Winston nodded emphatically. “Mark’s my tech-weenie, remember. He’s very good at modeling stuff on the computers. I’ve set him up with his own little section to keep an eye on various things. Pulled the professor of economics out of Boston University to work there, Morton Silber, another good man with the microchips. Anyway, Mark’s been looking at the PRC, and he thinks they’re driving off the edge of the Grand Canyon because they’ve been pissing away their money, mainly on military hardware and heavy-manufacturing equipment, like to make tanks and things. It’s a repeat of the old communist stuff, they have a fixation on heavy industry. They are really missing the boat on electronics. They have little companies manufacturing computer games and stuff, but they’re not applying it at home, except for that new computer factory they set up that’s ripping off Dell.”

“So you think we ought to shove that up their ass at the trade negotiations?”

“I’m going to recommend it to Scott Adler at lunch this afternoon, as a matter of fact,” SecTreas agreed. “They’ve been warned, but this time we’re going to press it hard.”

“Back to their foreign exchange account. How bad is it?”

“Mark thinks they’re down to negative reserves.”

“In the hole? For how much?” POTUS asked.

“He says at least fifteen billion, floated with paper out of German banks for the most part, but the Germans have kept it quiet—and we’re not sure why. It could be a normal transaction, but either the Germans or the PRC wants to keep it under wraps.”

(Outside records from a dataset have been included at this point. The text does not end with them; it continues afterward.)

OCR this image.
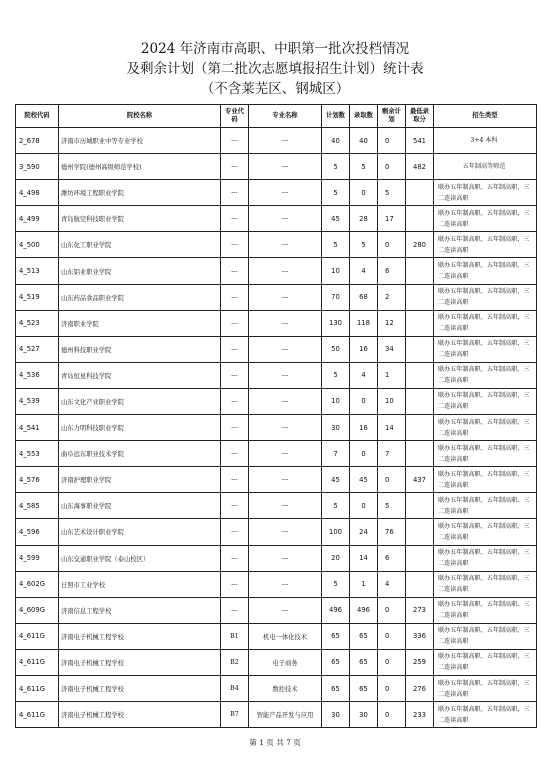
2024 年济南市高职、中职第一批次投档情况
及剩余计划（第二批次志愿填报招生计划）统计表
（不含莱芜区、钢城区）
院校代码	院校名称	专业代码	专业名称	计划数	录取数	剩余计划	最低录取分	招生类型
2_678	济南市历城职业中等专业学校	---	---	40	40	0	541	3+4 本科
3_590	德州学院(德州高级师范学校)	---	---	5	5	0	482	五年制高等师范
4_498	潍坊环境工程职业学院	---	---	5	0	5		联办五年制高职、五年制高职、三二连读高职
4_499	青岛航空科技职业学院	---	---	45	28	17		联办五年制高职、五年制高职、三二连读高职
4_500	山东化工职业学院	---	---	5	5	0	280	联办五年制高职、五年制高职、三二连读高职
4_513	山东铝业职业学院	---	---	10	4	6		联办五年制高职、五年制高职、三二连读高职
4_519	山东药品食品职业学院	---	---	70	68	2		联办五年制高职、五年制高职、三二连读高职
4_523	济南职业学院	---	---	130	118	12		联办五年制高职、五年制高职、三二连读高职
4_527	德州科技职业学院	---	---	50	16	34		联办五年制高职、五年制高职、三二连读高职
4_536	青岛恒星科技学院	---	---	5	4	1		联办五年制高职、五年制高职、三二连读高职
4_539	山东文化产业职业学院	---	---	10	0	10		联办五年制高职、五年制高职、三二连读高职
4_541	山东力明科技职业学院	---	---	30	16	14		联办五年制高职、五年制高职、三二连读高职
4_553	曲阜远东职业技术学院	---	---	7	0	7		联办五年制高职、五年制高职、三二连读高职
4_576	济南护理职业学院	---	---	45	45	0	437	联办五年制高职、五年制高职、三二连读高职
4_585	山东海事职业学院	---	---	5	0	5		联办五年制高职、五年制高职、三二连读高职
4_596	山东艺术设计职业学院	---	---	100	24	76		联办五年制高职、五年制高职、三二连读高职
4_599	山东交通职业学院（泰山校区）	---	---	20	14	6		联办五年制高职、五年制高职、三二连读高职
4_602G	日照市工业学校	---	---	5	1	4		联办五年制高职、五年制高职、三二连读高职
4_609G	济南信息工程学校	---	---	496	496	0	273	联办五年制高职、五年制高职、三二连读高职
4_611G	济南电子机械工程学校	B1	机电一体化技术	65	65	0	336	联办五年制高职、五年制高职、三二连读高职
4_611G	济南电子机械工程学校	B2	电子商务	65	65	0	259	联办五年制高职、五年制高职、三二连读高职
4_611G	济南电子机械工程学校	B4	数控技术	65	65	0	276	联办五年制高职、五年制高职、三二连读高职
4_611G	济南电子机械工程学校	B7	智能产品开发与应用	30	30	0	233	联办五年制高职、五年制高职、三二连读高职
第 1 页 共 7 页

“Wouldn’t be the Germans, would it?” Ryan asked next.

“Probably not. It makes their banks look good. And, yeah, that leaves the Chinese covering it up.”

“Any way to confirm that?”

“I have some friends in Germany. I can ask around, or have a friend do it for me. Better that way, I guess. Everybody knows I’m a government employee now, and that makes me sinister,” Winston observed with a sly grin. “Anyway, I am having lunch with Scott today. What do I tell him about the trade negotiations?’

Ryan thought about that for several seconds. This was one of those moments—the frightening ones, as he thought of them—when his words would shape the policy of his own country, and, possibly, others as well. It was easy to be glib or flip, to say the first thing that popped into his mind, but, no, he couldn’t do that. Moments like this were too important, too vast in their potential consequences, and he couldn’t allow himself to make government policy on a whim, could he? He had to think the matter through, quickly perhaps, but through.